Schipol (Amsterdam's airport) is quite modern and up-to-date. It was voted "best airport in the world" as recently as 2003. and In 2007, British magazine
Business Traveller voted Schiphol "Best Airport in Europe," based on passenger experience. Unfortunately,
like most airports it suffers from a lack of electric outlets. Apparently, no one told airport architects in the 60's, 70's 80's that travelers would soon each be carrying the equivalent of the world's total 1950 computer power with them and need someplace to plug it in!
But today, I have found Schipol's gift to the wired traveler. On the second level, not far from Sbarro and McDonald's lies the kpn communications center.

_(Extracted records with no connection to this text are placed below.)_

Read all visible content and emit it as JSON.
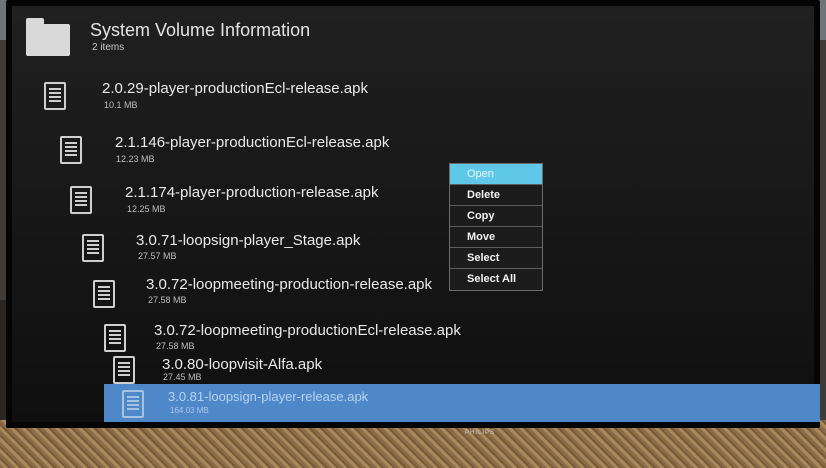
{
  "folder": {
    "title": "System Volume Information",
    "count": "2 items"
  },
  "files": [
    {
      "name": "2.0.29-player-productionEcl-release.apk",
      "size": "10.1 MB"
    },
    {
      "name": "2.1.146-player-productionEcl-release.apk",
      "size": "12.23 MB"
    },
    {
      "name": "2.1.174-player-production-release.apk",
      "size": "12.25 MB"
    },
    {
      "name": "3.0.71-loopsign-player_Stage.apk",
      "size": "27.57 MB"
    },
    {
      "name": "3.0.72-loopmeeting-production-release.apk",
      "size": "27.58 MB"
    },
    {
      "name": "3.0.72-loopmeeting-productionEcl-release.apk",
      "size": "27.58 MB"
    },
    {
      "name": "3.0.80-loopvisit-Alfa.apk",
      "size": "27.45 MB"
    },
    {
      "name": "3.0.81-loopsign-player-release.apk",
      "size": "164.03 MB",
      "selected": true
    }
  ],
  "context_menu": {
    "items": [
      "Open",
      "Delete",
      "Copy",
      "Move",
      "Select",
      "Select All"
    ],
    "highlighted": "Open"
  },
  "monitor": {
    "brand": "PHILIPS"
  },
  "colors": {
    "selection": "#4f88c8",
    "menu_highlight": "#5fc7e8",
    "screen_bg": "#151515"
  }
}
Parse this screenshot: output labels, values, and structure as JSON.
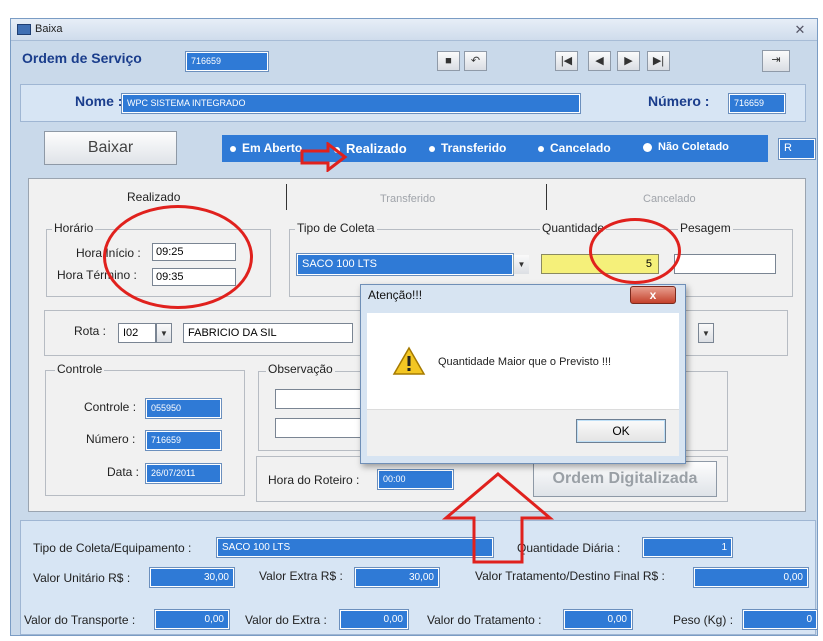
{
  "window": {
    "title": "Baixa"
  },
  "header": {
    "ordem_label": "Ordem de Serviço",
    "ordem_value": "716659",
    "nome_label": "Nome :",
    "nome_value": "WPC SISTEMA INTEGRADO",
    "numero_label": "Número :",
    "numero_value": "716659"
  },
  "toolbar": {
    "save_icon": "floppy-icon",
    "undo_icon": "undo-icon",
    "nav": [
      "|◀",
      "◀",
      "▶",
      "▶|"
    ],
    "exit_icon": "exit-icon"
  },
  "actions": {
    "baixar_label": "Baixar"
  },
  "status_options": [
    {
      "label": "Em Aberto",
      "selected": false
    },
    {
      "label": "Realizado",
      "selected": true
    },
    {
      "label": "Transferido",
      "selected": false
    },
    {
      "label": "Cancelado",
      "selected": false
    },
    {
      "label": "Não Coletado",
      "selected": false
    }
  ],
  "status_code": "R",
  "tabs": [
    "Realizado",
    "Transferido",
    "Cancelado"
  ],
  "horario": {
    "group_label": "Horário",
    "inicio_label": "Hora Início :",
    "inicio_value": "09:25",
    "termino_label": "Hora Término :",
    "termino_value": "09:35"
  },
  "coleta": {
    "group_label": "Tipo de Coleta",
    "value": "SACO 100 LTS",
    "quantidade_label": "Quantidade",
    "quantidade_value": "5",
    "pesagem_label": "Pesagem"
  },
  "rota": {
    "label": "Rota :",
    "code": "I02",
    "driver": "FABRICIO DA SIL"
  },
  "controle": {
    "group_label": "Controle",
    "controle_label": "Controle :",
    "controle_value": "055950",
    "numero_label": "Número :",
    "numero_value": "716659",
    "data_label": "Data :",
    "data_value": "26/07/2011"
  },
  "observacao": {
    "group_label": "Observação"
  },
  "roteiro": {
    "hora_label": "Hora do Roteiro :",
    "hora_value": "00:00",
    "digitalizada_label": "Ordem Digitalizada"
  },
  "bottom": {
    "tipo_label": "Tipo de Coleta/Equipamento :",
    "tipo_value": "SACO 100 LTS",
    "qtd_diaria_label": "Quantidade Diária :",
    "qtd_diaria_value": "1",
    "valor_unitario_label": "Valor Unitário R$ :",
    "valor_unitario_value": "30,00",
    "valor_extra_label": "Valor Extra R$ :",
    "valor_extra_value": "30,00",
    "valor_tratamento_final_label": "Valor Tratamento/Destino Final R$ :",
    "valor_tratamento_final_value": "0,00",
    "valor_transporte_label": "Valor do Transporte :",
    "valor_transporte_value": "0,00",
    "valor_do_extra_label": "Valor do Extra :",
    "valor_do_extra_value": "0,00",
    "valor_do_tratamento_label": "Valor do Tratamento :",
    "valor_do_tratamento_value": "0,00",
    "peso_label": "Peso (Kg) :",
    "peso_value": "0"
  },
  "dialog": {
    "title": "Atenção!!!",
    "close": "x",
    "message": "Quantidade Maior que o Previsto !!!",
    "ok_label": "OK",
    "icon": "warning-icon"
  },
  "colors": {
    "accent_blue": "#2f7ad6",
    "annotation_red": "#e0211d",
    "highlight_yellow": "#f5f07a"
  }
}
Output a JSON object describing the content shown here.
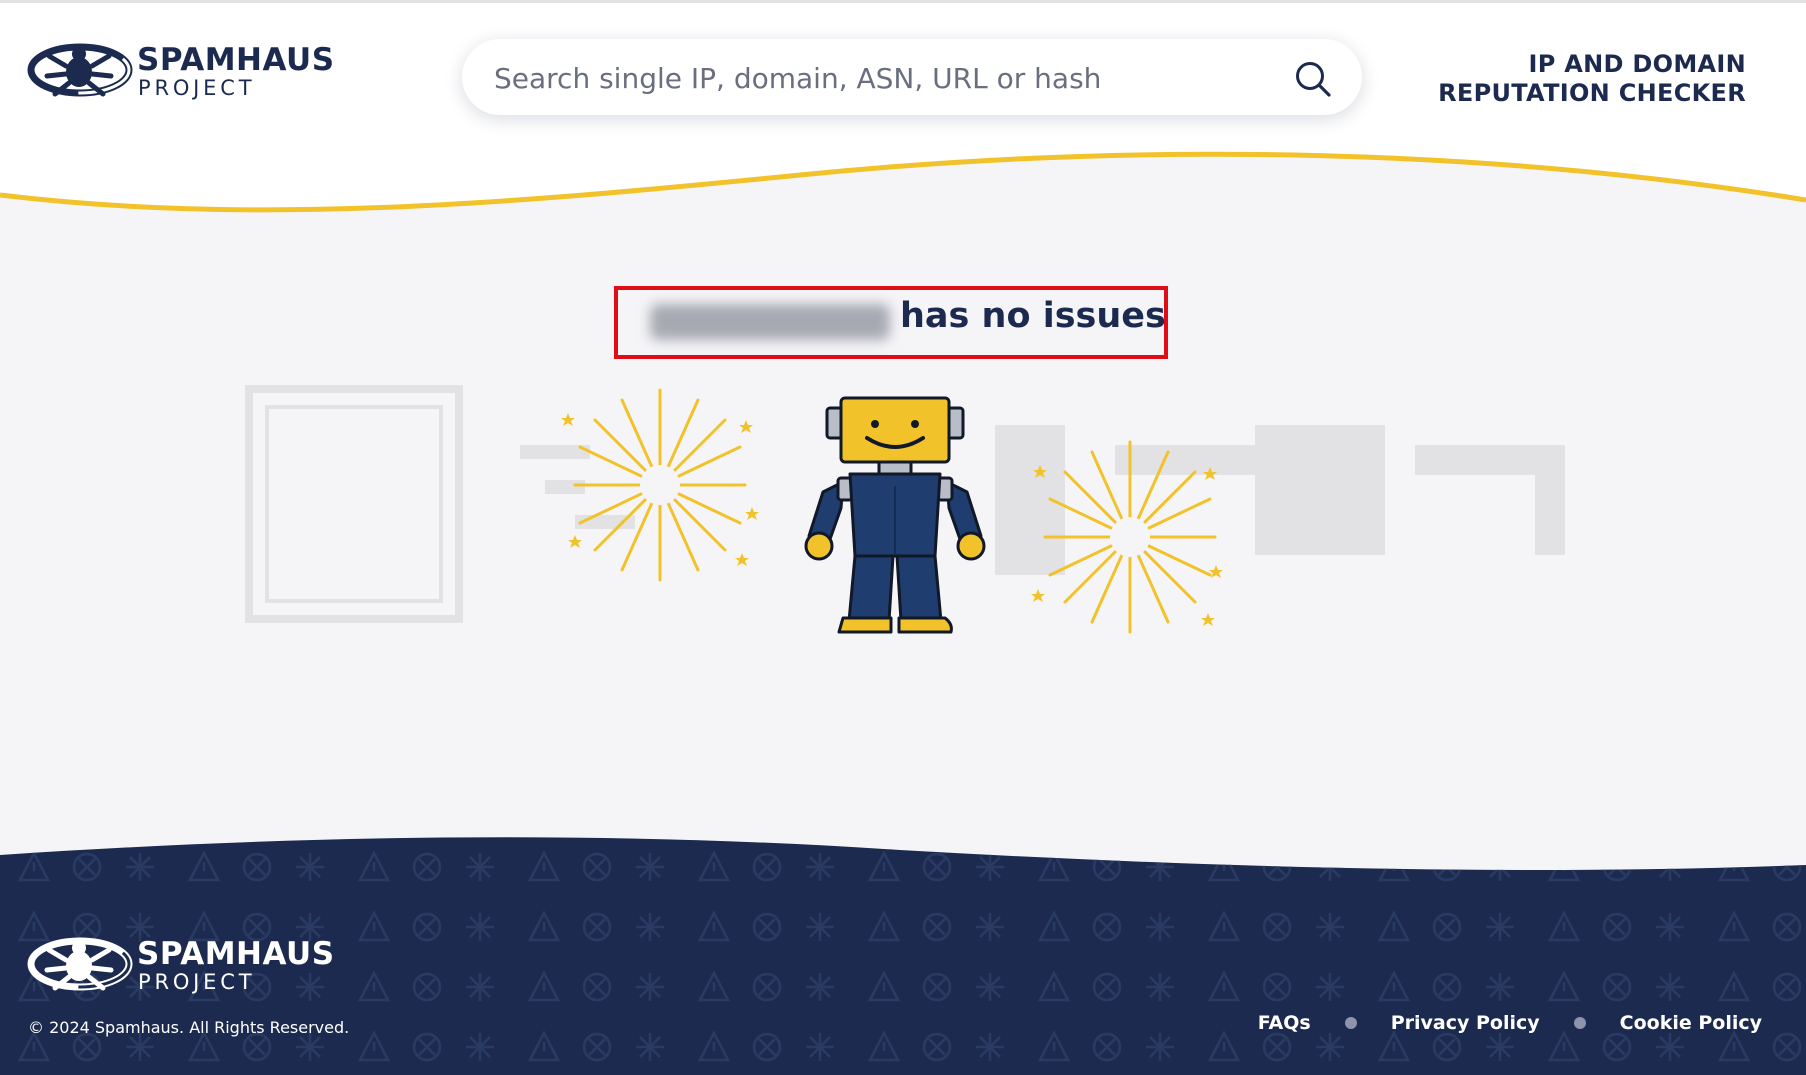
{
  "header": {
    "logo": {
      "name": "SPAMHAUS",
      "sub": "PROJECT"
    },
    "search": {
      "placeholder": "Search single IP, domain, ASN, URL or hash"
    },
    "checker_title_line1": "IP AND DOMAIN",
    "checker_title_line2": "REPUTATION CHECKER"
  },
  "result": {
    "message": "has no issues"
  },
  "footer": {
    "logo": {
      "name": "SPAMHAUS",
      "sub": "PROJECT"
    },
    "copyright": "© 2024 Spamhaus. All Rights Reserved.",
    "links": [
      "FAQs",
      "Privacy Policy",
      "Cookie Policy"
    ]
  },
  "colors": {
    "navy": "#1b2a4e",
    "yellow": "#f2c22b",
    "highlight_red": "#e00d17",
    "footer_bg": "#1b2a4e",
    "page_bg": "#f5f5f8"
  },
  "icons": [
    "spamhaus-logo-icon",
    "search-icon",
    "robot-mascot",
    "firework-icon"
  ]
}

Atop what appears to be an old bar - complete with rail and barstools - lie eleven boxes with electric outlets. Amazingly, both European and U.S. style outlets.
There are also 28 Internet computers if you didn't bring your own. Some of these will even accept your memory cards! It will cost $16 for an hour on one of their computers but you can get an access code and use your own comuter for $23 for 24 hours. There are even eight telephones and six mini-offices if you need privacy, a fax machine or a printer.
And most important of all, this tech center comes equipped with Angelique.
Angelique had been at work since 6 am when I arrived around 11. She and two or three others handled problems with computers, phones and you name it. Need to call home to Atlanta? She not only know how to navigate the Amsterdam phone system, she knows the area code for Atlanta! This is the person you would want in charge of any help desk or customer service operation. With a thick skin to protect her from the wrath of stranded passengers dealing with unfamiliar systems, she and her colleagues handled every problem imaginable including from the guy that couldn't get connected and had to confess: "I actually work for Microsoft."